Und schließlich ist auch manchmal die Tür selbst die fast größte Überraschung und genauerer Betrachtung wert. Bestes Beispiel ist die Tür des Miniaturenkabinetts in den Reichen Zimmern, den offiziellen kurfürstlichen Wohnräumen aus den 1730er Jahren.
Wie für einen adventlichen Blogbeitrag angefertigt, strahlen die beiden Flügel in festlichen Gold- und Rottönen. Ein Gespinst aus feinsten Rokokoschnitzereien bedeckt die gesamte Fläche. Dahinter erschließt sich dem Blick ein kostbar ausgeschmückter, nur wenige Quadratmeter messender Raum, dessen roten Wände bis zur Decke mit prunkvoll gerahmten Kleingemälden bedeckt sind. Nominell als ein privater, höchst exklusiver Rückzugsraum für den Bauherrn, Kurfürst Karl Albrecht (reg. 1726-1745) und wenige vertraute Gäste konzipiert, hat er die Anmutung eines Allerheiligsten.
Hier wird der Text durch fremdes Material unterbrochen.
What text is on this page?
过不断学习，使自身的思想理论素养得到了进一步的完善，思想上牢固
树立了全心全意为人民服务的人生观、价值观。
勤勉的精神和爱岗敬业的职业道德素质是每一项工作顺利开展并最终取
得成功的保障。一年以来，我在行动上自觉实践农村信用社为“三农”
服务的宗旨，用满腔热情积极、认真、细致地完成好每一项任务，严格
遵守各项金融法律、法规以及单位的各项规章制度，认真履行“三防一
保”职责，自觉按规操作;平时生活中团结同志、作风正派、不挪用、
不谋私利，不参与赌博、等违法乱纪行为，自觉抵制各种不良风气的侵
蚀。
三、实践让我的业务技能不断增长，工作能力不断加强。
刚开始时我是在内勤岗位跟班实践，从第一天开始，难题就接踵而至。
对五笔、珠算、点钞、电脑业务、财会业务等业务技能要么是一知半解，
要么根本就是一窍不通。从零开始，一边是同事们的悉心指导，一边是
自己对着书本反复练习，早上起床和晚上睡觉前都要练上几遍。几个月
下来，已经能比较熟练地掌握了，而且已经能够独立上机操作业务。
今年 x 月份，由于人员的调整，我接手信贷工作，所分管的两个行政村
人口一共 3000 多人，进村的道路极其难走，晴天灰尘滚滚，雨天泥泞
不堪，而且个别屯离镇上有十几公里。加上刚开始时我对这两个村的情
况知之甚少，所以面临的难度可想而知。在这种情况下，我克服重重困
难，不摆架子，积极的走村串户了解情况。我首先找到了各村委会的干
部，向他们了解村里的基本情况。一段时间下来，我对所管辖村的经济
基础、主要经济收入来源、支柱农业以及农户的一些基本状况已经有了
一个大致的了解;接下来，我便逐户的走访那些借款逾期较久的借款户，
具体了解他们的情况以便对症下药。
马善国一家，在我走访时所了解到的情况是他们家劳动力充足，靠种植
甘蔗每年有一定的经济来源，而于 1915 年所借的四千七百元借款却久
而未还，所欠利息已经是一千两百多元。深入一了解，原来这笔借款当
Bei Festen im Appartement spielten Türen eine große Rolle: sonst verschlossen, wurden sie bei diesen feierlichen Gelegenheiten für Gäste und Zuschauer geöffnet. Da alle auf einer Achse angeordnet sind, erschloss sich so eine beeindruckende Tiefenflucht.
Deren Endpunkte bildeten im Osten die Grüne Galerie und im Westen das Miniaturenkabinett, also zwei hochrangige Gemäldesammlungen – einmal im monumentalen, einmal im Miniaturfomat, ausgestattet in den Komplementärfarben Grün und Rot, also eine bis ins Detail kalkulierte Inszenierung.
Erst wenn die beiden Türflügel des Miniaturkabinetts aufschwangen, enthüllten sie den Besuchern ihre prachtvolle Schauseite. Aufmerksamkeit dürfte vor allem der gänzlich glatte und leuchtend zinnoberrote Überzug erregt haben: Es handelt sich Lackarbeit, eine exotische Handwerkstechnik, die in den damals noch so fernen, exotischen Ländern Asiens geübt wurde. Der überaus mühselige und langwierige Arbeitsprozess, den Grundstoff aus dem Harz asiatischer Lackbäume zu gewinnen und in unzähligen Schichten, dazu ohne Verunreinigungen, auf das Trägermaterial aufzubringen, schließlich der weite Transportweg erklären den hohen Preis von Lackobjekten im 18. Jahrhundert und die Versuche der Europäer, die begehrte Technik zu kopieren. Ein ganzes Kabinett mit enorm kostspieligen Lackvertäfelungen auszustatten, deren Glanz mit der Vergoldung und der Feinheit der Miniaturen konkurrierte, war daher die eindeutige Demonstration eines wahrhaft fürstlichen Selbstbewusstseins.
Die beiden Türflügel sind aber nicht nur wegen ihrer Schönheit und Kostbarkeit für uns von größtem Wert: Als große Teile der Residenz 1944 ausbrannten, blieben von den Vertäfelungen des Miniaturkabinetts allein die Türen erhalten, da sie rechtzeitig geborgen werden konnten. Mit ihren originalen Schnitzereien stellten sie daher ein zentrales Element bei der 2001 abgeschlossenen Rekonstruktion des Kabinetts dar, das als Vorbild und Orientierung dienen konnte.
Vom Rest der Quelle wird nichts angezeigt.